How is it that materialism has reappeared in such force? The following considerations may yield a partial answer. In the first place, the materialism of the eighteenth century has actually descended to, or been inherited by, the present generation. Although for a considerable time materialism was feeble and unpopular, it was never wholly without defenders. The continuity of its history was at no point completely broken. In England, for example, three generations of Darwins have entertained materialistic convictions. Works like Thomas Hope's 'Essay on the Origin and Progress of Man,' and the anonymous 'Vestiges of Creation,' connect the 'Zoonomia' of Erasmus Darwin with the 'Origin of Species' of Charles Darwin. The principles of sensationalism found not a few zealous defenders when the antagonistic doctrine was at the height of its success, and sensationalism is intimately related to materialism. About 1840 atheism began to be openly avowed to a considerable extent among the working classes, and what has since been called secularism made its appearance. Secularism involves materialism. In 1851 Mr Henry G. Atkinson and Miss Harriet Martineau published their 'Letters on the Laws of Man's Nature and Development,' advocating without reservation or

restraint a crude materialism and utter atheism. They taught that "philosophy finds no God in nature, nor sees the want of any;" that "fitness in nature is no evidence of design;" that “all causes are material causes influenced by surrounding circumstances;" that "mind is the manifestation or expression of the brain in action;" that "instinct, passion, thought, are effects of organised substances;" that "only ignorance conceives the will to be free;" that "there is no more sin in a crooked disposition than in a crooked stick in the water, or in a hump-back or a squint;" and that 'we ought to be content that in death the lease of personality shall pass away, and that we shall be as we were before we were - in a sleep for evermore." It was no wonder that England was shocked to be asked in the middle of the nineteenth century to receive this old and sad story as good news of great joy.
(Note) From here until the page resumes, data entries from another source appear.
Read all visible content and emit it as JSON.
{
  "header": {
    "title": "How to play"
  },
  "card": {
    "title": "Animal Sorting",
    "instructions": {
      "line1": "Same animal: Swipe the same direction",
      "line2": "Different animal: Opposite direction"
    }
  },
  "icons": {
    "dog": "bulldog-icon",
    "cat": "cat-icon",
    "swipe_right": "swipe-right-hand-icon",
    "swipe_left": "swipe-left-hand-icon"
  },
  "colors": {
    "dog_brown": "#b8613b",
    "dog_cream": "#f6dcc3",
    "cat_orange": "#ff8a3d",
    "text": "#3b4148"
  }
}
But in the years which have since elapsed a host of compositions have appeared avowing quite as nakedly disbelief in God, spiritfreedom, responsibility, and belief only in the properties and products of matter.1

Materialism was still more influential in France than in England throughout the first half of the present century. What little philosophy there was under the revolutionary governments and the Empire proceeded mainly on sensationalistic See Appendix XIV.